Chinese industrialist

Xiang Guangda (项光达 (Xiàng guāngdá); born 1958) is a Chinese industrialist. He is the founder of the Tsingshan Holding Group, a metallurgical company primarily engaged in the manufacturing of stainless steel.

==Early life and career==
Xiang was born on 1962 to a working class family in Wenzhou, Zhejiang. He got his first job in 1980 as a mechanic in a state-run fishery company under Deng Xiaoping's iron rice bowl employment program, and was eventually promoted to director of the company's workshop. In 1986, he and his relatives established a workshop manufacturing car windows and doors.

==Tsingshan Group==
He left his job at the state-owned firm in 1988 to become a full-time entrepreneur, raising the equivalent of around USD 100,000 from friends and relatives to fund their business. According to Xiang in an interview, he pivoted to manufacturing stainless steel after a 1992 trip to Germany which convinced him that his car parts manufacturing would not be sustainable in the long term. His firm was renamed to Tsingshan in 1998, and the company grew quickly due to its focus on bringing down costs. The firm pioneered the use of cheaper nickel pig iron in place of metallic nickel in its stainless steel production, and implemented the use of the rotary kiln furnace for continuous production.

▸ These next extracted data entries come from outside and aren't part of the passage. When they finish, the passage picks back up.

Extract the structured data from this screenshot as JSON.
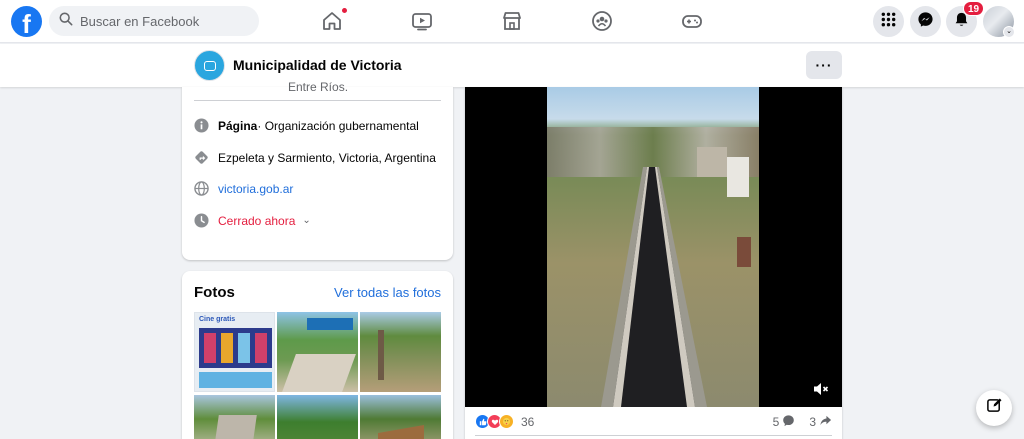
{
  "topbar": {
    "logo": "f",
    "search_placeholder": "Buscar en Facebook",
    "nav_icons": [
      "home-icon",
      "watch-icon",
      "marketplace-icon",
      "groups-icon",
      "gaming-icon"
    ],
    "notifications_count": "19"
  },
  "page_header": {
    "name": "Municipalidad de Victoria",
    "more_label": "···"
  },
  "intro": {
    "cut_text": "Entre Ríos.",
    "category_bold": "Página",
    "category_rest": " · Organización gubernamental",
    "address": "Ezpeleta y Sarmiento, Victoria, Argentina",
    "website": "victoria.gob.ar",
    "hours_status": "Cerrado ahora",
    "hours_chevron": "⌄"
  },
  "photos": {
    "title": "Fotos",
    "see_all": "Ver todas las fotos",
    "poster_text": "Cine gratis"
  },
  "post": {
    "reaction_count": "36",
    "comments_count": "5",
    "shares_count": "3"
  },
  "colors": {
    "brand": "#1877f2",
    "link": "#216fdb",
    "closed": "#e41e3f",
    "badge": "#e41e3f"
  }
}
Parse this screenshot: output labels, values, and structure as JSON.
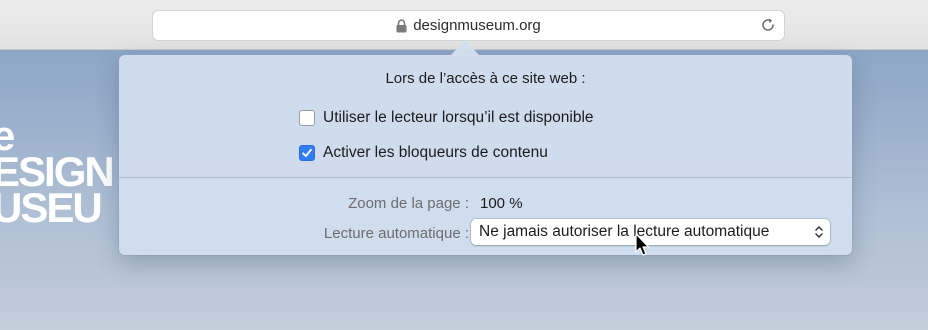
{
  "browser": {
    "url": "designmuseum.org"
  },
  "site_logo": {
    "lines": [
      "e",
      "ESIGN",
      "USEU"
    ]
  },
  "popover": {
    "title": "Lors de l’accès à ce site web :",
    "options": [
      {
        "label": "Utiliser le lecteur lorsqu’il est disponible",
        "checked": false
      },
      {
        "label": "Activer les bloqueurs de contenu",
        "checked": true
      }
    ],
    "zoom": {
      "label": "Zoom de la page :",
      "value": "100 %"
    },
    "autoplay": {
      "label": "Lecture automatique :",
      "value": "Ne jamais autoriser la lecture automatique"
    }
  },
  "colors": {
    "accent": "#2f7cf6"
  }
}
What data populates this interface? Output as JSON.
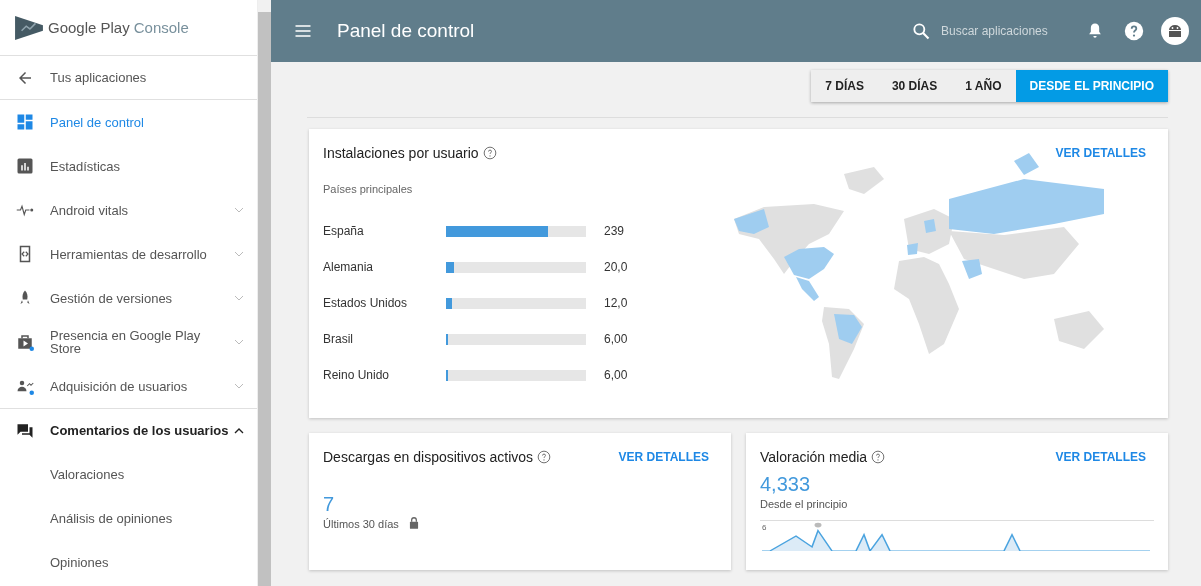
{
  "sidebar": {
    "brand": {
      "name": "Google Play",
      "suffix": "Console"
    },
    "back": {
      "label": "Tus aplicaciones"
    },
    "items": [
      {
        "label": "Panel de control",
        "kind": "dashboard",
        "selected": true,
        "expandable": false,
        "expanded": false,
        "dot": false,
        "section_start": false
      },
      {
        "label": "Estadísticas",
        "kind": "stats",
        "selected": false,
        "expandable": false,
        "expanded": false,
        "dot": false,
        "section_start": false
      },
      {
        "label": "Android vitals",
        "kind": "vitals",
        "selected": false,
        "expandable": true,
        "expanded": false,
        "dot": false,
        "section_start": false
      },
      {
        "label": "Herramientas de desarrollo",
        "kind": "tools",
        "selected": false,
        "expandable": true,
        "expanded": false,
        "dot": false,
        "section_start": false
      },
      {
        "label": "Gestión de versiones",
        "kind": "rocket",
        "selected": false,
        "expandable": true,
        "expanded": false,
        "dot": false,
        "section_start": false
      },
      {
        "label": "Presencia en Google Play Store",
        "kind": "store",
        "selected": false,
        "expandable": true,
        "expanded": false,
        "dot": true,
        "section_start": false
      },
      {
        "label": "Adquisición de usuarios",
        "kind": "users",
        "selected": false,
        "expandable": true,
        "expanded": false,
        "dot": true,
        "section_start": false
      },
      {
        "label": "Comentarios de los usuarios",
        "kind": "comments",
        "selected": false,
        "expandable": true,
        "expanded": true,
        "dot": false,
        "section_start": true,
        "children": [
          {
            "label": "Valoraciones",
            "selected": false
          },
          {
            "label": "Análisis de opiniones",
            "selected": false
          },
          {
            "label": "Opiniones",
            "selected": false
          }
        ]
      }
    ]
  },
  "topbar": {
    "title": "Panel de control",
    "search": {
      "placeholder": "Buscar aplicaciones"
    }
  },
  "ranges": [
    {
      "label": "7 DÍAS",
      "selected": false
    },
    {
      "label": "30 DÍAS",
      "selected": false
    },
    {
      "label": "1 AÑO",
      "selected": false
    },
    {
      "label": "DESDE EL PRINCIPIO",
      "selected": true
    }
  ],
  "installs_card": {
    "title": "Instalaciones por usuario",
    "link": "VER DETALLES",
    "subtitle": "Países principales",
    "countries": [
      {
        "name": "España",
        "level": 0.73,
        "value": "239"
      },
      {
        "name": "Alemania",
        "level": 0.06,
        "value": "20,0"
      },
      {
        "name": "Estados Unidos",
        "level": 0.04,
        "value": "12,0"
      },
      {
        "name": "Brasil",
        "level": 0.015,
        "value": "6,00"
      },
      {
        "name": "Reino Unido",
        "level": 0.015,
        "value": "6,00"
      }
    ]
  },
  "downloads_card": {
    "title": "Descargas en dispositivos activos",
    "link": "VER DETALLES",
    "value": "7",
    "caption": "Últimos 30 días",
    "locked": true
  },
  "rating_card": {
    "title": "Valoración media",
    "link": "VER DETALLES",
    "value": "4,333",
    "caption": "Desde el principio",
    "chart_tick": "6"
  }
}
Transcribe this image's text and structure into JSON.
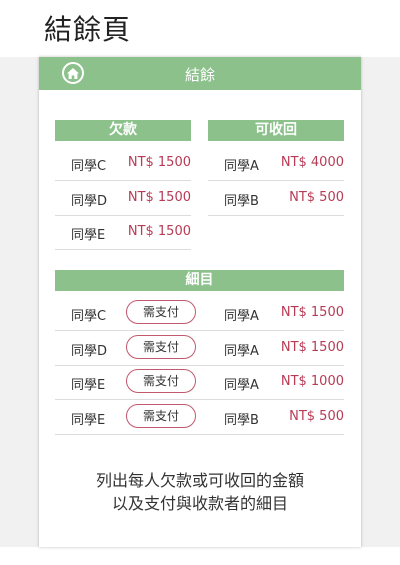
{
  "page_title": "結餘頁",
  "header": {
    "title": "結餘"
  },
  "debts": {
    "title": "欠款",
    "items": [
      {
        "name": "同學C",
        "amount": "NT$ 1500"
      },
      {
        "name": "同學D",
        "amount": "NT$ 1500"
      },
      {
        "name": "同學E",
        "amount": "NT$ 1500"
      }
    ]
  },
  "receivables": {
    "title": "可收回",
    "items": [
      {
        "name": "同學A",
        "amount": "NT$ 4000"
      },
      {
        "name": "同學B",
        "amount": "NT$ 500"
      }
    ]
  },
  "details": {
    "title": "細目",
    "pay_label": "需支付",
    "rows": [
      {
        "payer": "同學C",
        "payee": "同學A",
        "amount": "NT$ 1500"
      },
      {
        "payer": "同學D",
        "payee": "同學A",
        "amount": "NT$ 1500"
      },
      {
        "payer": "同學E",
        "payee": "同學A",
        "amount": "NT$ 1000"
      },
      {
        "payer": "同學E",
        "payee": "同學B",
        "amount": "NT$ 500"
      }
    ]
  },
  "note": {
    "line1": "列出每人欠款或可收回的金額",
    "line2": "以及支付與收款者的細目"
  }
}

Under Xiang, Tsingshan began to invest in nickel mines in Indonesia during the 2000s, when reserves were still unproven. Tsingshan established nickel and stainless steel production complexes in Sulawesi (the Morowali Industrial Park), which further lowered the production cost for stainless steel. Tsingshan also established production plants in India and Zimbabwe. Although in the mid-2000s Tsingshan was one of several stainless steel manufacturers in Wenzhou, by 2021 it accounted for nearly one-fourth of the global output, being by far the largest in the industry. Xiang's net worth is estimated by Forbes in 2021 as USD 1.2 billion.

In the several months leading to March 2022, Xiang began taking a large short position in nickel through Tsingshan, in order to hedge against falling prices. Due to a rise in nickel prices caused by the Russian invasion of Ukraine, however, Xiang was forced to purchase nickel contracts at the London Metal Exchange, creating a short squeeze. The price of nickel at the exchange increased by more than 100 percent, reaching over USD 100,000 per tonne before trading was suspended. By the time trading had been suspended, Tsingshan had suffered USD 10 billion in losses on paper. However, the Hong Kong-owned LME resorted to retroactively reverse tradings that had already happened, and after prices stabilized and trading was resumed, Xiang's losses were marked as significantly lower, sparking claims of trading manipulation by the exchange in order to favor Xiang Guangda, which the LME denied. Nickel prices later did fall, and Tsingshan's losses ended up at around USD 1 billion as Xiang closed his positions.

==Family==
Xiang's wife along with their daughter Xiang Yangyang hold Singaporean citizenships.